Nuffield Department of Population Health, University of Oxford, Oxford, UK; Guy's and St Thomas' NHS Foundation Trust, Department of Medical Physics, London, UK.
Nuffield Department of Population Health, University of Oxford, Oxford, UK.
Radiother Oncol. 2020 Dec;153:155-162. doi: 10.1016/j.radonc.2020.08.022. Epub 2020 Sep 3.
Radiation-related heart disease (RRHD) can occur many decades after thoracic radiotherapy for Hodgkin lymphoma (HL) or childhood cancer (CC). To quantify the likely risk of RRHD for patients treated today, dose-response relationships derived from patients treated in previous decades are used. Publications presenting these dose-response relationships usually include estimates of uncertainties in the risks but ignore the effect of uncertainties in the reconstructed cardiac doses.
MATERIALS/METHODS: We assessed the systematic and random uncertainties in the reconstructed doses for published dose-response relationships for RRHD risk in survivors of HL or CC. Using the same reconstruction methods as were used in the original publications, we reconstructed mean heart doses and, wherever possible, mean left-ventricular doses for an independent case-series of test patients. These patients had known, CT-based, cardiac doses which were compared with the reconstructed doses to estimate the magnitude of the uncertainties and their effect on the dose-response relationships.
For all five reconstruction methods the relationship between reconstructed and CT-based doses was linear. For all but the simplest reconstruction method, the dose uncertainties were moderate, the effect of the systematic uncertainty on the dose-response relationships was less than 10%, and the effects of random uncertainty were small except at the highest doses.

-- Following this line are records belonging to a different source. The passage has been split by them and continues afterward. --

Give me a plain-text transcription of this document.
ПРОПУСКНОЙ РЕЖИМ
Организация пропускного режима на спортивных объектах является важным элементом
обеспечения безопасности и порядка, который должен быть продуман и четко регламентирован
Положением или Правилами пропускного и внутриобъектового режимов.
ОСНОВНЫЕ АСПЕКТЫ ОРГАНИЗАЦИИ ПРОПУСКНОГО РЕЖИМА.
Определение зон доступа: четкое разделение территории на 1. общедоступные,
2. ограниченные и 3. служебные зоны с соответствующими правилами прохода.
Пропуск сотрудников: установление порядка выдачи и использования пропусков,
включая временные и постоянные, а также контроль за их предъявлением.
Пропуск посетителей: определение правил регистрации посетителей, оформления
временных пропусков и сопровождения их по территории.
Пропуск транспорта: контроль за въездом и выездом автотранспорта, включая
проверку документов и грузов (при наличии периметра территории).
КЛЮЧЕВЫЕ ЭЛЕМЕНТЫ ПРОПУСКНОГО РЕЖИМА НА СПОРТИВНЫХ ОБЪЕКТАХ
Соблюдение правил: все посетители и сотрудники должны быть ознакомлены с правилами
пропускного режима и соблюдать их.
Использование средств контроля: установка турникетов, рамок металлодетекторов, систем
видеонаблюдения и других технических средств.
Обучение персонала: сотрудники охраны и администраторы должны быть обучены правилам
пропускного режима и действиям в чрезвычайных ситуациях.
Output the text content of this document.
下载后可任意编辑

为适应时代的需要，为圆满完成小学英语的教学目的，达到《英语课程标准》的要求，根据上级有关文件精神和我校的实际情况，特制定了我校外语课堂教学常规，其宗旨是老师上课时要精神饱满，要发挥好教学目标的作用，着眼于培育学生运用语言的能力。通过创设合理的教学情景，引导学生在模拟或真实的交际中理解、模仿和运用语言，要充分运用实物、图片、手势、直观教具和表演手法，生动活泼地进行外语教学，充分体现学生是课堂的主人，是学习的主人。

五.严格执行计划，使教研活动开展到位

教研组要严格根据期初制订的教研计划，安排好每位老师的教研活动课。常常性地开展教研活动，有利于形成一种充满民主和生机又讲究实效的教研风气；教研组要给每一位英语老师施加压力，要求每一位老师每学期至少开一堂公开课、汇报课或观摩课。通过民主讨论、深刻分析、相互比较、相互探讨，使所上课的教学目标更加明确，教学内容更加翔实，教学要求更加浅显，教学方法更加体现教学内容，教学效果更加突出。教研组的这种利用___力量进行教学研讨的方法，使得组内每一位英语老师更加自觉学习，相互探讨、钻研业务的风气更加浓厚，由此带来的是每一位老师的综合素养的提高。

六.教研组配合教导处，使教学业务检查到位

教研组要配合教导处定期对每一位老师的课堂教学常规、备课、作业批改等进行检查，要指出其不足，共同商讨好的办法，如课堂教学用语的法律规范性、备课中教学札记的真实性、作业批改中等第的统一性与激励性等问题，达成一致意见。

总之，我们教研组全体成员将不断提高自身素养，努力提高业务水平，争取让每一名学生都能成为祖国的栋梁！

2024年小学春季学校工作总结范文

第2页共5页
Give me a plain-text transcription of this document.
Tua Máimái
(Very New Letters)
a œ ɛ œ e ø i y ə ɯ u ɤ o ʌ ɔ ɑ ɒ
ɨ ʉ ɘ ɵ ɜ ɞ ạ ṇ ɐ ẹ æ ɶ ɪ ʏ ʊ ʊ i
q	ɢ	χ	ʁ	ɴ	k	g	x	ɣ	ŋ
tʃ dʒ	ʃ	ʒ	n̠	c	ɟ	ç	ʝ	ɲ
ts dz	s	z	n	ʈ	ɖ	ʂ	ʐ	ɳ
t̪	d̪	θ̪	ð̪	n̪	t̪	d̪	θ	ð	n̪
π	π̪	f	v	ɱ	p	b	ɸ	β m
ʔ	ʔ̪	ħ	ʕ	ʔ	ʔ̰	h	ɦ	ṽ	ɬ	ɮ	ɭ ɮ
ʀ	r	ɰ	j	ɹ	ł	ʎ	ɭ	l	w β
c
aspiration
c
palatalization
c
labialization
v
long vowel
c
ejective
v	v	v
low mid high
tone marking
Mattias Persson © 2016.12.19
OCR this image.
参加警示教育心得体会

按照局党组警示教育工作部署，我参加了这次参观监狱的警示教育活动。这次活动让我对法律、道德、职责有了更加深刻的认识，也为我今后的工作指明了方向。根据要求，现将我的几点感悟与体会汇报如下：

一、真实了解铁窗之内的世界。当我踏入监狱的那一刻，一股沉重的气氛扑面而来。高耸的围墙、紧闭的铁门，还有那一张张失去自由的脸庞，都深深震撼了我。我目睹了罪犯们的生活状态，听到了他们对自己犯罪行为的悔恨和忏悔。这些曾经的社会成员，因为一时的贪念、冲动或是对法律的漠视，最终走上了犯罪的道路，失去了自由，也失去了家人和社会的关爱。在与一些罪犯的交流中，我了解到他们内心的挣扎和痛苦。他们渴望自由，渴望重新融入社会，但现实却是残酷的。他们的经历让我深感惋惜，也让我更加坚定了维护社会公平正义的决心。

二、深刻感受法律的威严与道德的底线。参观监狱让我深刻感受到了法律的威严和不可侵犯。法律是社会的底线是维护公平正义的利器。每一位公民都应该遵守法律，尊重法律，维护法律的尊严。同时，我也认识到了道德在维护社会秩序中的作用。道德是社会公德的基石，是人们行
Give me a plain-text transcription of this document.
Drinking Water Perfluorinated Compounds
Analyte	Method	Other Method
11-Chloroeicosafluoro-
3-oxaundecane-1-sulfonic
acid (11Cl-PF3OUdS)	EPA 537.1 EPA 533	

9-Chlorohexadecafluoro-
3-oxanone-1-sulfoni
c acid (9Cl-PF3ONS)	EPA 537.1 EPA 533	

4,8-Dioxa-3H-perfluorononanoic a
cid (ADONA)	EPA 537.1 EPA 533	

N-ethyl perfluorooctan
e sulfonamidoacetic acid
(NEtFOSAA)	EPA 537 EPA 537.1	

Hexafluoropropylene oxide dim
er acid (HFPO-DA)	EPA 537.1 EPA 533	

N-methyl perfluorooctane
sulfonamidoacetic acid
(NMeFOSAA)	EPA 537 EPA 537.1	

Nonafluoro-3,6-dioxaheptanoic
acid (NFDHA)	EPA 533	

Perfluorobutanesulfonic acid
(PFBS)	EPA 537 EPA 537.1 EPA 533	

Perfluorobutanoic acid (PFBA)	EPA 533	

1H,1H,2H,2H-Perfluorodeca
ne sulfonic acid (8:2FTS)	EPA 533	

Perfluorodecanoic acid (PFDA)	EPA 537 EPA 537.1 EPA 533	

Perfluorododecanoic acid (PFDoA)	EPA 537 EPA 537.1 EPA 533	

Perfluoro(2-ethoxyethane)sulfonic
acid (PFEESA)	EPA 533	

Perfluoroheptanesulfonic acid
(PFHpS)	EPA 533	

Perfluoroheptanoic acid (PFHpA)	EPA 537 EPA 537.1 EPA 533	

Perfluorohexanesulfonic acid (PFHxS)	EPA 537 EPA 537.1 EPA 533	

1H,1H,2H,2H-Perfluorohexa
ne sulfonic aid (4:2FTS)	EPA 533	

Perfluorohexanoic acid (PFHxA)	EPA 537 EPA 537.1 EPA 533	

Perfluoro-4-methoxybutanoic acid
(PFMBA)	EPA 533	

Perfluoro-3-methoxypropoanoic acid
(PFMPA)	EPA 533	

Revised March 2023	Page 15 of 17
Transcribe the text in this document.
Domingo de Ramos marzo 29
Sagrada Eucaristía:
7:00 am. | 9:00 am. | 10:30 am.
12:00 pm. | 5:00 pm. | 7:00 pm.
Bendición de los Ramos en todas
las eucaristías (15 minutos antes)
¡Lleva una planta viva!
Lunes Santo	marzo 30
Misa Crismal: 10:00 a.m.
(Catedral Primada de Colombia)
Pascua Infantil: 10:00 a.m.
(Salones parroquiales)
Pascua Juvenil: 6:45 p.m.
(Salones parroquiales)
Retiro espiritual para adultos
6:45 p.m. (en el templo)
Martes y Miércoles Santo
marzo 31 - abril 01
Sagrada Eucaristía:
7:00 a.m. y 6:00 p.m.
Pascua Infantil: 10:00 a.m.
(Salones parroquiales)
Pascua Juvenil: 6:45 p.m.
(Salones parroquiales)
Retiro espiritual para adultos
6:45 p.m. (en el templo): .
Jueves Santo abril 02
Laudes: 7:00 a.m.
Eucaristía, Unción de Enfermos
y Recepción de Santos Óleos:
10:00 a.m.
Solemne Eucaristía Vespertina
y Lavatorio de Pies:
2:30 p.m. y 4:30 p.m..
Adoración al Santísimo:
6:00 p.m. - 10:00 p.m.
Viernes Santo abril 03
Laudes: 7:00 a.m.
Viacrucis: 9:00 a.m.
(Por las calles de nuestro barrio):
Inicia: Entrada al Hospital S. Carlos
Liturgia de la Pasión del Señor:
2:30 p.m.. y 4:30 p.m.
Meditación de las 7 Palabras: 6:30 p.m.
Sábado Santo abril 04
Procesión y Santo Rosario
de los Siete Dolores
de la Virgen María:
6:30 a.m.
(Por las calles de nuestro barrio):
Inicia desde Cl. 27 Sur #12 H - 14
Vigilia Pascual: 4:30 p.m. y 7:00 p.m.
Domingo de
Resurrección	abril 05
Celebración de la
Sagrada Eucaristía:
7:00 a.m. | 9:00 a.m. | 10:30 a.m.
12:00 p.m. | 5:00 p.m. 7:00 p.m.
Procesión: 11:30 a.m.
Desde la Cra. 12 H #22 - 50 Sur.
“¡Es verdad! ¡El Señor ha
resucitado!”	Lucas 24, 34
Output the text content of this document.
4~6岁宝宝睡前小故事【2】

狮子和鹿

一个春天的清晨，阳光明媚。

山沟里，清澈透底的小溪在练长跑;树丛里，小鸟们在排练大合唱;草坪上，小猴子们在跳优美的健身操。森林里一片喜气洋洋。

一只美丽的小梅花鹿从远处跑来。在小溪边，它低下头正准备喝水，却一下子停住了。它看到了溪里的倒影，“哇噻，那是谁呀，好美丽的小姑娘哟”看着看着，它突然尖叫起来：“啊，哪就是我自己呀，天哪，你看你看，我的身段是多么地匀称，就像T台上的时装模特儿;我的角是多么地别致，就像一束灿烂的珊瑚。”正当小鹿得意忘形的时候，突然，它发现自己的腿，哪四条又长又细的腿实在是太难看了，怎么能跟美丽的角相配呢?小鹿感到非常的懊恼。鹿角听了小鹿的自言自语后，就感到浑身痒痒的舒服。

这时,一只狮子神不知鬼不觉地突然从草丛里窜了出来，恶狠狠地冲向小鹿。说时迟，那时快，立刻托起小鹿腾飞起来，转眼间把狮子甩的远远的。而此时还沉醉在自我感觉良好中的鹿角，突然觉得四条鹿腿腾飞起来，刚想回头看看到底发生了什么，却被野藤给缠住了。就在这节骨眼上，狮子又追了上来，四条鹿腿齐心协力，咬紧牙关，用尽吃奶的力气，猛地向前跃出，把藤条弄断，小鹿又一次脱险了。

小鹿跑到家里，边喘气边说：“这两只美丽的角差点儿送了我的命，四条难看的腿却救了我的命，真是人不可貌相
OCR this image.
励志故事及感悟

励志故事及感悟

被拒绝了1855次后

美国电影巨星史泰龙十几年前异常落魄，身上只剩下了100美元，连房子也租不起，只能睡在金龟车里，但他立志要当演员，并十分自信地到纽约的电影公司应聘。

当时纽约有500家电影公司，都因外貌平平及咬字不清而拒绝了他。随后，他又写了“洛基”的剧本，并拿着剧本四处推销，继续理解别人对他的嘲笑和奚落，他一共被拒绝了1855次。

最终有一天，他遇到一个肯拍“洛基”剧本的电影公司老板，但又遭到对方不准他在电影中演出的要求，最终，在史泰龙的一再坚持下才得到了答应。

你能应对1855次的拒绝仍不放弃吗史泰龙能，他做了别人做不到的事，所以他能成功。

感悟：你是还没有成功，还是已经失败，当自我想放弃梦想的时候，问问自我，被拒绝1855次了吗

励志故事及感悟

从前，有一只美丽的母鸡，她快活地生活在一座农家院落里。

These results increase confidence in the published dose-response relationships for the risk of RRHD in HL and CC survivors. This may encourage doctors to use these dose-response relationships when estimating individualised risks for patients-an important aspect of personalising radiotherapy treatments today.
霍奇金淋巴瘤(HL)或儿童癌症(CC)接受胸部放射治疗后数十年可能会发生放射性心脏疾病(RRHD)。为了量化当今患者发生 RRHD 的可能风险,使用了从数十年前接受治疗的患者中得出的剂量-反应关系。发表这些剂量-反应关系的出版物通常包括风险不确定性的估计,但忽略了重建心脏剂量不确定性的影响。
材料/方法:我们评估了 HL 或 CC 幸存者 RRHD 风险的已发表剂量-反应关系中重建剂量的系统和随机不确定性。使用与原始出版物中相同的重建方法,我们为独立的测试患者系列重建了平均心脏剂量,并且在可能的情况下重建了平均左心室剂量。这些患者具有已知的基于 CT 的心脏剂量,并将其与重建剂量进行比较,以估计不确定性的大小及其对剂量-反应关系的影响。
对于所有五种重建方法,重建剂量与 CT 剂量之间的关系都是线性的。除了最简单的重建方法外,所有方法的剂量不确定性都适中,系统不确定性对剂量-反应关系的影响小于 10%,并且随机不确定性的影响很小,除非在最高剂量下。
这些结果增强了对 HL 和 CC 幸存者 RRHD 风险的已发表剂量-反应关系的信心。这可能会鼓励医生在估计患者的个体化风险时使用这些剂量-反应关系,这是当今个性化放射治疗的一个重要方面。